|
Margaret Fuller's Connection to
New York
● Margaret Fuller
became a world celebrity while living and working in New York,
1846-47.
● Fuller wrote her
major work, Woman in the Nineteenth Century, the first in
America to speak out on women's equality, in Fishkill, NY and Horace
Greeley, editor of The New York Daily Tribune, published it
in New York City. It was sold out within a week - thereby becoming a
best-seller - that caused discussion and thought to women's issues.
This work was acclaimed in Europe and Fuller's fame spread, so that
she was welcomed into the social and literati circles in New York
and Europe. While she was in Italy in 1848, the organizers of the
first women’s rights conference at Seneca Falls, New York, were
anxiously awaiting her return to
the United States to join the
leadership in the cause. Thus, with this book, Margaret Fuller laid
the groundwork for the women's rights movement in the United States.
● Margaret
Fuller was the first woman to be hired by Horace Greeley. While on
the Tribune she became the first woman foreign correspondent,
traveling throughout Europe and reporting on conditions. Greeley
printed her articles on the front pages, thus, her articles were a
major means of our country's communication between America and
Europe.
● All
Americans who kept up on current events read Fuller's articles that
appeared regularly on the front pages of the Tribune, a big city
daily that had a readership across America. It was here that she
established her status as one of America's leading literary critics,
with Edgar Allen Poe, her only rival, and it was in Boston and New
York that she worked out standards for literary criticism. Her
penetrating and original reviews dealt with the work of Carlyle,
Browning, Landor, Elizabeth Barrett Browning, Shelley, Crabbe,
Tennyson, Longfellow, Hawthorne, Poe, Emerson, Lowell and others.
She translated and introduced the work of Goethe to Americans and
extended the influence of many great minds of Germany and Italy.
Since it was doubtful that America had an original literature of its
own at this time, she surveyed the scene and called for fresh new
thought and work.
● After
beginning work on the Tribune, Fuller made a survey of all
New York City public institutions, including the prisons, hospitals,
orphanages, insane asylums, etc., and reported her findings in the
newspaper. She hoped to spur action and her exposes caused
discussion and controversy.
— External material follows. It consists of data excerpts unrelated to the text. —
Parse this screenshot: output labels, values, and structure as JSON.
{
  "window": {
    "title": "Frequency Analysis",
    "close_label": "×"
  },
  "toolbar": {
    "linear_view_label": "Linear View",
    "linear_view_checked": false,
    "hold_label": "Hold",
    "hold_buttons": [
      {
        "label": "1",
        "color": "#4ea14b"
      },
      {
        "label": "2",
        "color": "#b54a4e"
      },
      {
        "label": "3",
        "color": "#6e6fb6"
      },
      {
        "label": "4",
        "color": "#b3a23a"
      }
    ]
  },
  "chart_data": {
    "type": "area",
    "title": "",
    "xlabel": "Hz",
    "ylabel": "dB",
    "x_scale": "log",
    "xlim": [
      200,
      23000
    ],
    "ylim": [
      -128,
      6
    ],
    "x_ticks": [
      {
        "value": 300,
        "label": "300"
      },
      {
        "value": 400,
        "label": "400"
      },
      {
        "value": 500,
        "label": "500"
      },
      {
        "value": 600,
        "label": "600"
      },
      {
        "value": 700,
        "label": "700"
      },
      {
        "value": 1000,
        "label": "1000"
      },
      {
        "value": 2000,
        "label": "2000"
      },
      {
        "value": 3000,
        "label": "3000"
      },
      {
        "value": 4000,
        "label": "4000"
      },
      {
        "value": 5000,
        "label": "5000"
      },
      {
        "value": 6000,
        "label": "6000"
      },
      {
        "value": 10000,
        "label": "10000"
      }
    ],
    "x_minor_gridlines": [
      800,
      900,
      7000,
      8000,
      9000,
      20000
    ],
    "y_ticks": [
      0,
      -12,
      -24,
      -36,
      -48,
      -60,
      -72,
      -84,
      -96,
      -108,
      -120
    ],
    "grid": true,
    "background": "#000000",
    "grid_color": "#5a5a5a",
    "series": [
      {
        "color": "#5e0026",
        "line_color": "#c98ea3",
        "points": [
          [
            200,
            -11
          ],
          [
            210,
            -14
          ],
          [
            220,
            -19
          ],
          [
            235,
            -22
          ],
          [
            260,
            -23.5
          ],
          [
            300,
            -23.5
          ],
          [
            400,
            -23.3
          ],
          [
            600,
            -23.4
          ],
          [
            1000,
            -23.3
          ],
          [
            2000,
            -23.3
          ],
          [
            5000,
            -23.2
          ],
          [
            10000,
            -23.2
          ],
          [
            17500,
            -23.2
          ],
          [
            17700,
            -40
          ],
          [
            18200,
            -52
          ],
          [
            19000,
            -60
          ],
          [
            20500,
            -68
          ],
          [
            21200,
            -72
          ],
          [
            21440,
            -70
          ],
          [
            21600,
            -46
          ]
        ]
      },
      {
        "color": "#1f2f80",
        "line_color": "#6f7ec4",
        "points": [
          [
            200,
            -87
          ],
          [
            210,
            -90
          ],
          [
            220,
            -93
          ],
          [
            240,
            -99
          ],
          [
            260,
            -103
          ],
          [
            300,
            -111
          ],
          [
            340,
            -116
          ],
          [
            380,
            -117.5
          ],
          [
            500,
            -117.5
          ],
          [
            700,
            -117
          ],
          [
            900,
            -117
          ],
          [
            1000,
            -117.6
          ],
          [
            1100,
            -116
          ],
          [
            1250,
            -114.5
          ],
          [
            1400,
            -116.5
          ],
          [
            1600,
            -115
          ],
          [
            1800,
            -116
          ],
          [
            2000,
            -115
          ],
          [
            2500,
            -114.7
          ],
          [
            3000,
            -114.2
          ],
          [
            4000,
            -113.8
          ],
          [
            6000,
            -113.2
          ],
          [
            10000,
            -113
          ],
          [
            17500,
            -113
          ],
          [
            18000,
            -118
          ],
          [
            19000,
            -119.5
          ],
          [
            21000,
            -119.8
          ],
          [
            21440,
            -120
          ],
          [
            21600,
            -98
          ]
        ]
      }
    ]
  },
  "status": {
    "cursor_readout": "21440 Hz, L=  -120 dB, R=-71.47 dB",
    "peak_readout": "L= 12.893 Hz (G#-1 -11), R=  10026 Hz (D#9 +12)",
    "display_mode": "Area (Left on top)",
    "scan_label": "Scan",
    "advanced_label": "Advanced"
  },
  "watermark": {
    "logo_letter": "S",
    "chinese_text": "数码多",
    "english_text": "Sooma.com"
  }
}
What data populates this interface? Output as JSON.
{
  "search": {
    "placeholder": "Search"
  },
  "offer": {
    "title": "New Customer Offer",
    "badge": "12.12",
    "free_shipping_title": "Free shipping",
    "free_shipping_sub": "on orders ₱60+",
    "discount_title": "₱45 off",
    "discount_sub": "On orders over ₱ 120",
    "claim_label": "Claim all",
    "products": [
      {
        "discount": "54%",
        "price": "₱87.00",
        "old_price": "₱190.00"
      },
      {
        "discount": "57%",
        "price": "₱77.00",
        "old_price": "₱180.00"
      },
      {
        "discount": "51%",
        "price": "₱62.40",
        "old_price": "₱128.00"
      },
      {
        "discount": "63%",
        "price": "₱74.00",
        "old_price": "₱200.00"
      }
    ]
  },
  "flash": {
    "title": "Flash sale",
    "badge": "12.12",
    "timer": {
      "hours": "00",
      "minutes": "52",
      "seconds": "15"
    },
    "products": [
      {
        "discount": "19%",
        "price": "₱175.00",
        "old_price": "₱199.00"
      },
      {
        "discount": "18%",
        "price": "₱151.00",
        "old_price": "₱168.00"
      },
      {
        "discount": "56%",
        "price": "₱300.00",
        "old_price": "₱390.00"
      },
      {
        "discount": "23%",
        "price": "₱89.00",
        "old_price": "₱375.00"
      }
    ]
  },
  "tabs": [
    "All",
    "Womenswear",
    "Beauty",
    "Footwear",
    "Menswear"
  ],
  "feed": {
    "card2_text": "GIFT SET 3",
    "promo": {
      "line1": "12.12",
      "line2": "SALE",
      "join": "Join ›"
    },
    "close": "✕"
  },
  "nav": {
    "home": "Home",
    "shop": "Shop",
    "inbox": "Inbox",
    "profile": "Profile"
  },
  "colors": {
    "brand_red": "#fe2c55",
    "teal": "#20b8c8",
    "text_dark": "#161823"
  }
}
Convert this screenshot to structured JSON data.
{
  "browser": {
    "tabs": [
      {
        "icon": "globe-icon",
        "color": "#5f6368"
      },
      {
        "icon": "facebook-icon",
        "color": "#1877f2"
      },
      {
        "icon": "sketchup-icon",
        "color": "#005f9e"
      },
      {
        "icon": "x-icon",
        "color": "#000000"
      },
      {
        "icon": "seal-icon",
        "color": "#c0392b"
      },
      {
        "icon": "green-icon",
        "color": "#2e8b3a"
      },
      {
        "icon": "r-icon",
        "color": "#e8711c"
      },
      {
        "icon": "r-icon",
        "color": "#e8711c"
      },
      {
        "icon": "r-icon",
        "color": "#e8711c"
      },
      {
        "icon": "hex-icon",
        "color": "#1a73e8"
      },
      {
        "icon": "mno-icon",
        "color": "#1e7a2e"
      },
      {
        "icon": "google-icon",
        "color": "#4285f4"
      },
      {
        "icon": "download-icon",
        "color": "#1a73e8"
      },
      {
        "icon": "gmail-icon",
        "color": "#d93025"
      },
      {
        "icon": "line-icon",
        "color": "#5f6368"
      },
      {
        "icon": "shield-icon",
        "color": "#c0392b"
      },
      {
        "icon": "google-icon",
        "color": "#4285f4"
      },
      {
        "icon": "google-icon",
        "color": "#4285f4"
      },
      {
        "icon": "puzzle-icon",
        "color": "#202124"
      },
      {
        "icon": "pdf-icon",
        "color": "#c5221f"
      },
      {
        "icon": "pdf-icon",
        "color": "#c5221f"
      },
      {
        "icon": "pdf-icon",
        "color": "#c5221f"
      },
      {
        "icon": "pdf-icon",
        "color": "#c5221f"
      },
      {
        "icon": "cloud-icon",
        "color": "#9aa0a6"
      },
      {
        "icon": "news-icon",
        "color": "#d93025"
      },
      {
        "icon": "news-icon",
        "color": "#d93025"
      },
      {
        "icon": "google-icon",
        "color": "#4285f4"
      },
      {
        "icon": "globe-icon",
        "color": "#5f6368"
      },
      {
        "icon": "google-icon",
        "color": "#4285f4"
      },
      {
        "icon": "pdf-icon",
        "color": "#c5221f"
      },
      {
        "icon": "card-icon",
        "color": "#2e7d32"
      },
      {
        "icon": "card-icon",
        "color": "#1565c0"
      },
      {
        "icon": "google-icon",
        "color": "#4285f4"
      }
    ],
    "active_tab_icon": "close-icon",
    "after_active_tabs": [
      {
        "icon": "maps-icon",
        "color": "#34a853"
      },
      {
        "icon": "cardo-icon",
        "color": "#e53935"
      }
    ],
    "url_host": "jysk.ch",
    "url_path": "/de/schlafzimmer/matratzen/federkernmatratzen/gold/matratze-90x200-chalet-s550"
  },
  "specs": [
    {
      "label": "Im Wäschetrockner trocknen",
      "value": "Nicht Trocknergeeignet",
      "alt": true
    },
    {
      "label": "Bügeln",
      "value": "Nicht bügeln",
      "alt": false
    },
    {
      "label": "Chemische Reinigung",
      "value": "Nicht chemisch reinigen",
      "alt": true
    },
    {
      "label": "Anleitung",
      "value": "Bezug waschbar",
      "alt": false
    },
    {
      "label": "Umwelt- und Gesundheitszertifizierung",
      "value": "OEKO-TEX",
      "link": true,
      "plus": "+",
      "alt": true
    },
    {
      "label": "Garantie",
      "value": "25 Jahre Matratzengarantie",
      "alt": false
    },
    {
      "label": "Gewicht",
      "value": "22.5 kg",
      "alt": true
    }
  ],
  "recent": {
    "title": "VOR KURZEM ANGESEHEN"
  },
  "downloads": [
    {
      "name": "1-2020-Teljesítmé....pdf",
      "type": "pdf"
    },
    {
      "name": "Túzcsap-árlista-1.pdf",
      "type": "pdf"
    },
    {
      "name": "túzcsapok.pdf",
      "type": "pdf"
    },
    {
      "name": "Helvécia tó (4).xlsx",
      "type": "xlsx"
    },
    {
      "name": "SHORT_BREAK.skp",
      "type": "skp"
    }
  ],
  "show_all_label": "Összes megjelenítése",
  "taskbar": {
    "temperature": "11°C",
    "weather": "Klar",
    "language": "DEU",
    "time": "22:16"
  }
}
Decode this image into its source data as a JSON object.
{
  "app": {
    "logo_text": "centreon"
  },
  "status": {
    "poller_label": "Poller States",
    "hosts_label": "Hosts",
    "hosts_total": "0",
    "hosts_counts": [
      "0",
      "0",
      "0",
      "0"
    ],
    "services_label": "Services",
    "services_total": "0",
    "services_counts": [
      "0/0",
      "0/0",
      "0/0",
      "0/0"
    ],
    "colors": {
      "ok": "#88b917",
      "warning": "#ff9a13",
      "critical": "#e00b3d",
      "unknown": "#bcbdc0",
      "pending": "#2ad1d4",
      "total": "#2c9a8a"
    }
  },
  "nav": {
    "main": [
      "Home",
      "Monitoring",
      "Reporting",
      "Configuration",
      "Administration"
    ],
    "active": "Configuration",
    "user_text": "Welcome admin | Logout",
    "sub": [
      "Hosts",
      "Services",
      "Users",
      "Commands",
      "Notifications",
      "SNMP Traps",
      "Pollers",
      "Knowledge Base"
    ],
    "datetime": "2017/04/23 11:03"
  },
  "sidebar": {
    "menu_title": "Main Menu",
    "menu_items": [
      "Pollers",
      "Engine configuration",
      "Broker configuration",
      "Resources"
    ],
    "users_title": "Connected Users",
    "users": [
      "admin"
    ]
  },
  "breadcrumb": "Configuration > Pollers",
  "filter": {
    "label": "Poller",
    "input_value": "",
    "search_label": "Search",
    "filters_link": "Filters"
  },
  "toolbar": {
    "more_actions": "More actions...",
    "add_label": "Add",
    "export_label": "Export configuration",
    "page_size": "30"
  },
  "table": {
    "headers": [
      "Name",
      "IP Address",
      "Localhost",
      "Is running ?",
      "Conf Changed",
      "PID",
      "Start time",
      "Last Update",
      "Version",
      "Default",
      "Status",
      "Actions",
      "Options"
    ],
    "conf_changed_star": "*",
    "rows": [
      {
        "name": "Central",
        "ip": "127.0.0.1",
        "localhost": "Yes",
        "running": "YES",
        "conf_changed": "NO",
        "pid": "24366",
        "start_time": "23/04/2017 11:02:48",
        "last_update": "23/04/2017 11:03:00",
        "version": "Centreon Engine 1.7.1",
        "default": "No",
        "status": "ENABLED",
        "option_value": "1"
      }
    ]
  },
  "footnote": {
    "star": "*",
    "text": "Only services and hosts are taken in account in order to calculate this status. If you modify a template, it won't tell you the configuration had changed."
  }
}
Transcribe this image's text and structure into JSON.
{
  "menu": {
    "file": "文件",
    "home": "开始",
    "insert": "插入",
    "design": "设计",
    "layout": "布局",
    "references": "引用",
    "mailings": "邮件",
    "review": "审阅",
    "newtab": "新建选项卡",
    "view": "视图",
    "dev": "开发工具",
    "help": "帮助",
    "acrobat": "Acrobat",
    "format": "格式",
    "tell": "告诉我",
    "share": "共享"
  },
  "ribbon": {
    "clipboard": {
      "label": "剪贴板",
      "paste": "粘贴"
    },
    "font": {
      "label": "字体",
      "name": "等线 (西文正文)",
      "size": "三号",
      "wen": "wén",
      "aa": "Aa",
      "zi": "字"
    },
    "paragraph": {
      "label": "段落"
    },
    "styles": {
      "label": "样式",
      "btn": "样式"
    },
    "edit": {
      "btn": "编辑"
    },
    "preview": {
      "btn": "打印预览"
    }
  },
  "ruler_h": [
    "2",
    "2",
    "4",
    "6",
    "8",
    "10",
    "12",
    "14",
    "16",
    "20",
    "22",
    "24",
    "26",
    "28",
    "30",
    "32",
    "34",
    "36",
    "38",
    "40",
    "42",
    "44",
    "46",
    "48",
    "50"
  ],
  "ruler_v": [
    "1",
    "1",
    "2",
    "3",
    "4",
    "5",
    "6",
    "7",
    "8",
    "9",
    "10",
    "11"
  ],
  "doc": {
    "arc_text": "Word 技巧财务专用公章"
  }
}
In articles she called for funds for a
halfway house where women prisoners and outcasts could live while
being rehabilitated for the outside world.
● Margaret
Fuller became the first woman war correspondent and, furthermore,
served under combat conditions. She settled in Italy in a room with
a window facing the streets where fighting occurred during the
Italian Revolution of 1848-9. Her accounts of the war were the only
news that Americans had of that war and were some of the most vivid
and sensitively written of any war. She asked that Americans become
involved in the Italian struggle for freedom and unification and
asked our government to send an American ambassador to help resolve
the situation.
● Margaret
Fuller died as she was returning to America from Italy in a tragic
shipwreck off the shores of Oak Island (now Point o' Woods), Fire
Island, New York. She, her husband, and her two-year-old son were
drowned when The Elizabeth was struck with gale winds in a
hurricane-like storm on the night of July 19, 1850. Upon hearing the
news, Ralph Waldo Emerson sent Henry David Thoreau to investigate;
the poet who was her brother-in-law, William Ellery Channing, also
hurried to the scene. The word spread quickly throughout America and
the world, for Fuller was a writer of celebrity.